La scoperta delle 13 vulnerabilità nei processori AMD Ryzen e EPYC da parte di CTS-Labs rimane un argomento molto discusso tra i ricercatori di sicurezza, alcuni dei quali ritengono che la startup israeliana abbia sbagliato nel divulgare la notizia prima di consentire al chipmaker californiano di rilasciare le necessarie patch. CTS-Labs ha pubblicato un nuovo documento, con il quale fornisce ulteriori informazioni sulla scoperta per chiarire le incomprensioni.
L’azienda spiega innanzitutto che le vulnerabilità sono di tipo “second-stage” e rappresentano un rischio soprattutto per reti enterprise, organizzazioni e provider cloud. Per sfruttarle è necessario accedere al computer, ottenere i privilegi di amministratore locale e quindi eseguire gli exploit. Non è richiesto l’accesso fisico, né firme digitali o bug addizionali per effettuare il reflash di un BIOS non firmato. CTS-Labs ha verificato l’esistenza dei bug su due schede madri con chipset B350, due notebook con processori Ryzen Pro e Mobile, e due server EPYC.

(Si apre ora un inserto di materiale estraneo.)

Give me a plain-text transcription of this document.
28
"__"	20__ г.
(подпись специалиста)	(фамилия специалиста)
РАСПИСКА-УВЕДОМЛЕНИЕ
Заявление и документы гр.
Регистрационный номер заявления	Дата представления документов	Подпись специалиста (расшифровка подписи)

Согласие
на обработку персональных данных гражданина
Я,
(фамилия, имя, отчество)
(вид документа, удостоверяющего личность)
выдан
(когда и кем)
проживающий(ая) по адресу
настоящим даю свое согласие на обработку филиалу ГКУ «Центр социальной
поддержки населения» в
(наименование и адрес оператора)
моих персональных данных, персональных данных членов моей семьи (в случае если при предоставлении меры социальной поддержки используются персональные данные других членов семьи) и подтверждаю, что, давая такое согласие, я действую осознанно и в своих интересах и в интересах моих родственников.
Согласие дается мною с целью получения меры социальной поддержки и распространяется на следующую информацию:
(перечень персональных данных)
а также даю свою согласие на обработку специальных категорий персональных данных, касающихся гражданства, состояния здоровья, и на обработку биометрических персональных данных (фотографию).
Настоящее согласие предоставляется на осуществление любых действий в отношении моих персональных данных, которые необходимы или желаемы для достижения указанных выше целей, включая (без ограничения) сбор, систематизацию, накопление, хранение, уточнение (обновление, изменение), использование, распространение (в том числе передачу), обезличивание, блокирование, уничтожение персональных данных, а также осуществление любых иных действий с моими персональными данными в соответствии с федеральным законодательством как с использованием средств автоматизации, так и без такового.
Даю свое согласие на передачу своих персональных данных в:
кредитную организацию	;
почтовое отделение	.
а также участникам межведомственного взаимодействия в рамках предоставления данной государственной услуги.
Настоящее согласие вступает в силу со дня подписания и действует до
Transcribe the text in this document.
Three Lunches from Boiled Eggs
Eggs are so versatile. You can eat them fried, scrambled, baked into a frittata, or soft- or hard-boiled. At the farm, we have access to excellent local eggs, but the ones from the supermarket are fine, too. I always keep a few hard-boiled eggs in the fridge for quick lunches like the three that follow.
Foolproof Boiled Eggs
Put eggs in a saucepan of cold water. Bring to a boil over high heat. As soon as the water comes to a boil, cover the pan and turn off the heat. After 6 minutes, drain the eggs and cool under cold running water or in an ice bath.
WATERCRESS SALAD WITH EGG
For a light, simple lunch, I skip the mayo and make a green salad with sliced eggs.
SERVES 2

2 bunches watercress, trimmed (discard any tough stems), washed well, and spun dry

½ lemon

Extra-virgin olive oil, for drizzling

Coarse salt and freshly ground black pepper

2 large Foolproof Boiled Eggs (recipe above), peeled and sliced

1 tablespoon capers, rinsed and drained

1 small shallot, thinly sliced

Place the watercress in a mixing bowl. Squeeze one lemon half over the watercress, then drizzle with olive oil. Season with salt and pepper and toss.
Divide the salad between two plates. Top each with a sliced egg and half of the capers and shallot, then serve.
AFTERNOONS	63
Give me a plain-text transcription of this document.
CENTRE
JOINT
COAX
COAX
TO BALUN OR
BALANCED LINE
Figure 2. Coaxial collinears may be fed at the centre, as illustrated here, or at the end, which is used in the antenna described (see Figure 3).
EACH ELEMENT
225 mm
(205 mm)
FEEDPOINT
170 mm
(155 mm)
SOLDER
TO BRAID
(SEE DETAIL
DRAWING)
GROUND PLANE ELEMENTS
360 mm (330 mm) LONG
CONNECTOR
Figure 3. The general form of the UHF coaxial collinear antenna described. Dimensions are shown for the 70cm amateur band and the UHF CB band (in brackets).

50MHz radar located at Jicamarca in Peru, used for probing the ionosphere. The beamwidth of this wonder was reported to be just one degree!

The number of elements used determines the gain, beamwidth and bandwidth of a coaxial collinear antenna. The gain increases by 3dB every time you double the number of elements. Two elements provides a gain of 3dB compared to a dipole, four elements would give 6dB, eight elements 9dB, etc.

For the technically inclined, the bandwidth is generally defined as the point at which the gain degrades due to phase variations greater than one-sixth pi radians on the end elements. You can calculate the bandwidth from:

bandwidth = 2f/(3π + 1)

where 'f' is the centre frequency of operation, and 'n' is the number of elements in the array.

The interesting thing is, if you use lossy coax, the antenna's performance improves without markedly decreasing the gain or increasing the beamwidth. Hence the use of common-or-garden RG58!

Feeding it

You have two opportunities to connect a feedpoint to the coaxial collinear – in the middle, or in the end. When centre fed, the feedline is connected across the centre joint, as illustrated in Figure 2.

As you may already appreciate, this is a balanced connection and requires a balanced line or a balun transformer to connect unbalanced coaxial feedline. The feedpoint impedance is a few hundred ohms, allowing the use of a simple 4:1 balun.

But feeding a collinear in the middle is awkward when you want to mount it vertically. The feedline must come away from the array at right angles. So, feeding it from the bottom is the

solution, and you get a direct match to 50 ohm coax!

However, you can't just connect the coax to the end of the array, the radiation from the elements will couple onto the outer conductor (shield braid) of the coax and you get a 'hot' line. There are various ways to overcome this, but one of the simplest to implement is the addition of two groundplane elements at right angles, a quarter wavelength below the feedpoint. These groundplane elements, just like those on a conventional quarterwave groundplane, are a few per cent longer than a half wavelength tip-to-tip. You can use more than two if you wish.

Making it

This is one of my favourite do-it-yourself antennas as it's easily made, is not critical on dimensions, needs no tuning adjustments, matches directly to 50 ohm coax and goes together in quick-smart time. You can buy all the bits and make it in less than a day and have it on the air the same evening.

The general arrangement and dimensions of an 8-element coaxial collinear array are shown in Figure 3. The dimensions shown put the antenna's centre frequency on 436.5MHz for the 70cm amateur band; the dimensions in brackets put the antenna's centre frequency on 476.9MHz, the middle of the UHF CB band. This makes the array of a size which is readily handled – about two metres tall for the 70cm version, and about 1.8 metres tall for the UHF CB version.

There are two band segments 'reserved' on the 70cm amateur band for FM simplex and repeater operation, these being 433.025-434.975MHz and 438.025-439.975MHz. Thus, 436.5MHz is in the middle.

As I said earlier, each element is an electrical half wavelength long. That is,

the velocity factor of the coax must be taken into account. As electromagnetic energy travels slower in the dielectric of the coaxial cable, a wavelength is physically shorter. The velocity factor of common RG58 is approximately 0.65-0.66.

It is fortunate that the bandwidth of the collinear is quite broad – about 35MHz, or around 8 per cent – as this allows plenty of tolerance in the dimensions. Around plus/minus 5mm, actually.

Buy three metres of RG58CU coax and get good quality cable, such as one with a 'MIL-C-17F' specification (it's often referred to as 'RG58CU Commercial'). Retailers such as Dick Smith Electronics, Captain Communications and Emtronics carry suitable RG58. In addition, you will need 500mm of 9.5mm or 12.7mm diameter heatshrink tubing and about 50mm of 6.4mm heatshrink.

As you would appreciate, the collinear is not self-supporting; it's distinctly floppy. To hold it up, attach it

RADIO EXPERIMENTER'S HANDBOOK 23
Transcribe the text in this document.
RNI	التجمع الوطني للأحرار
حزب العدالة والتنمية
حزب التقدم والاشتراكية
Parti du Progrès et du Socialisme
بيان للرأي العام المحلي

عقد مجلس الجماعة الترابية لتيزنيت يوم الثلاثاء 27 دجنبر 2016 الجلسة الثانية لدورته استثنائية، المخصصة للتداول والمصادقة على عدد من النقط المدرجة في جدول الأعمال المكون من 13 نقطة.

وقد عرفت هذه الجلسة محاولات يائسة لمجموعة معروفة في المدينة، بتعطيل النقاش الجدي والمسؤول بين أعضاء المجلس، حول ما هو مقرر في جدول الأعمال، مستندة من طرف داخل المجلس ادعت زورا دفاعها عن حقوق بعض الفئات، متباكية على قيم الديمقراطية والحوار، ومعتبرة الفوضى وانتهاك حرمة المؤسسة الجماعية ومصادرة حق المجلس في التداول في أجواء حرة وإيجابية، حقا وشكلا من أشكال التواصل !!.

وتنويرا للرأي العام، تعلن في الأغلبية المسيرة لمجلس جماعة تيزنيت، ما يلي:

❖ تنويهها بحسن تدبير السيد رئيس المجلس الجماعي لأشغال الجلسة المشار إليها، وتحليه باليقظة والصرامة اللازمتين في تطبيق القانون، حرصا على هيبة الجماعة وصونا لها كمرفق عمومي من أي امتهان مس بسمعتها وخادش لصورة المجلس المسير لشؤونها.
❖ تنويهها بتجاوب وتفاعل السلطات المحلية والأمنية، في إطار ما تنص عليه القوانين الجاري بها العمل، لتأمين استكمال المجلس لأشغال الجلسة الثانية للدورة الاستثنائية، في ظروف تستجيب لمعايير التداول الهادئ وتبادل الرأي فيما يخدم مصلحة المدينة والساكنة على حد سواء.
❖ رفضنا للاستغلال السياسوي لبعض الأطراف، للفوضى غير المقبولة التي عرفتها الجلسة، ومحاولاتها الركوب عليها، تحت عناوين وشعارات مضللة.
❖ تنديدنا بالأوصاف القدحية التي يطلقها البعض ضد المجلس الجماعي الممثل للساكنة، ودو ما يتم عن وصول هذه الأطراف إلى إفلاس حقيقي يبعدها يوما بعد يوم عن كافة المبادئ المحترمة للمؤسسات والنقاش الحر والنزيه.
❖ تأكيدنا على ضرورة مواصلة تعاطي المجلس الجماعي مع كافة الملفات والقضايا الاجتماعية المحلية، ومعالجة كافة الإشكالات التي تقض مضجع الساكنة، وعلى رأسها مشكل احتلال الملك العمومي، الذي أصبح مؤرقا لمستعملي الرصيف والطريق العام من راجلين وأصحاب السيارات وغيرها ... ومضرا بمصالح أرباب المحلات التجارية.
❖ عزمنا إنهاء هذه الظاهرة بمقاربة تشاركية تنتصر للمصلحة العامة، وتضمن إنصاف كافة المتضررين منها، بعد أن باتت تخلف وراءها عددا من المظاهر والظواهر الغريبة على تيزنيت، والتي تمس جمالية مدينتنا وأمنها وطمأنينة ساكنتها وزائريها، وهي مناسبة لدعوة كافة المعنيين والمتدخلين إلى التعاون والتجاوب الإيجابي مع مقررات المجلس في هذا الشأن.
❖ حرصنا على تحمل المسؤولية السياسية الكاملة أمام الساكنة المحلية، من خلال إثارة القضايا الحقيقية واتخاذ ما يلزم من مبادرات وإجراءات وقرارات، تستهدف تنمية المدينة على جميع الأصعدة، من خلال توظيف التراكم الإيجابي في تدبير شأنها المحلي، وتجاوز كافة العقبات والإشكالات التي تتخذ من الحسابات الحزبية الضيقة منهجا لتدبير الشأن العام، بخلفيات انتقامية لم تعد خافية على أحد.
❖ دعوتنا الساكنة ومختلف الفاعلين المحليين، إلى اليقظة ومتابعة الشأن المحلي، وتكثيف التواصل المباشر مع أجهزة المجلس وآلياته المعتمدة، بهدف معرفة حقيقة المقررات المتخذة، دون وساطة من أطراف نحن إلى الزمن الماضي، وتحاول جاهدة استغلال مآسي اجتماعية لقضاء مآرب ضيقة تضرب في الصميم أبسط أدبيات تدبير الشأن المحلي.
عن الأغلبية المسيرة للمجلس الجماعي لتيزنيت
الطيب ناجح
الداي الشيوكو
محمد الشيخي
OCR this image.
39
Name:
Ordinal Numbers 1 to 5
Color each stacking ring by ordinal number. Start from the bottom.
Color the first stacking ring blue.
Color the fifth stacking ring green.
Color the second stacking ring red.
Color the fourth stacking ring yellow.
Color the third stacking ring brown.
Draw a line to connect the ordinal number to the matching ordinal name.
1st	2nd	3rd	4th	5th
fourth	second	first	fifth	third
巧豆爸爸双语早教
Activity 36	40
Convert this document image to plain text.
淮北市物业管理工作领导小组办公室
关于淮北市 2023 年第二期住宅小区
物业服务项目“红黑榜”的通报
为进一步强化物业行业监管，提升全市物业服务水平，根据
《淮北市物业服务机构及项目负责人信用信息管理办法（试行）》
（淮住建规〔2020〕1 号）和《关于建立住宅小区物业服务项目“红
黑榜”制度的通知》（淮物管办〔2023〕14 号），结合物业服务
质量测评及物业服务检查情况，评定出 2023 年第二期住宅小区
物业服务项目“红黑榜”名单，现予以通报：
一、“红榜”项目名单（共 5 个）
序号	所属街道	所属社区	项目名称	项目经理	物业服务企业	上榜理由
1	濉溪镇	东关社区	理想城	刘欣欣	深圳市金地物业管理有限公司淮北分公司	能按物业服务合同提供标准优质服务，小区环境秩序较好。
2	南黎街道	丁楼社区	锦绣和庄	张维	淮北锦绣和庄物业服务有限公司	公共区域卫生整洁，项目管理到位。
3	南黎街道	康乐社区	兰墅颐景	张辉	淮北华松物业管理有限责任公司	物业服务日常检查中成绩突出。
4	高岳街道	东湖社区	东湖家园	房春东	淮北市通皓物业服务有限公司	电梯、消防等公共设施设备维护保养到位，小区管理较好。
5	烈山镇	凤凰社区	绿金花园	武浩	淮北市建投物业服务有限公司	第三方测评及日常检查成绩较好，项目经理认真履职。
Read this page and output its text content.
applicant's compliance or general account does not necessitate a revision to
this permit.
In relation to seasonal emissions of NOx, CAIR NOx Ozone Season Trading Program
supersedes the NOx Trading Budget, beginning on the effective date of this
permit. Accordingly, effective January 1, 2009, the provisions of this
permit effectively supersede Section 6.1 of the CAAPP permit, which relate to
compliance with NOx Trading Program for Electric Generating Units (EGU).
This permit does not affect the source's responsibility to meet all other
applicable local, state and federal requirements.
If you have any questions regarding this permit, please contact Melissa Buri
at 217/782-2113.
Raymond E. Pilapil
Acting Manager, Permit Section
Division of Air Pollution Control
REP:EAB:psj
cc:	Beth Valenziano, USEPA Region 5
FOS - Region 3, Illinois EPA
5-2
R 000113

Un malintenzionato potrebbe installare malware nel Secure Processor prima dell’avvio della CPU, impedendo il successivo update del BIOS ed eludendo i prodotti antivirus. Il malware non può essere eliminato nemmeno aggiornando il BIOS o reinstallando il sistema operativo. L’unica soluzione è dissaldare i chip. Le vulnerabilità permettono inoltre di bypassare Microsoft Credentials Guard e di rubare le credenziali di rete. Specifiche funzionalità del Secure Processor, ad esempio la Secure Encrypted Virtualization, possono essere disattivate.
Nel documento vengono infine elencate le azioni che si possono compiere sfruttando le quattro classi di vulnerabilità (Ryzenfall, Fallout, Masterkey e Chimera). In tutti i casi è sufficiente eseguire un file specifico con i privilegi di amministratore locale.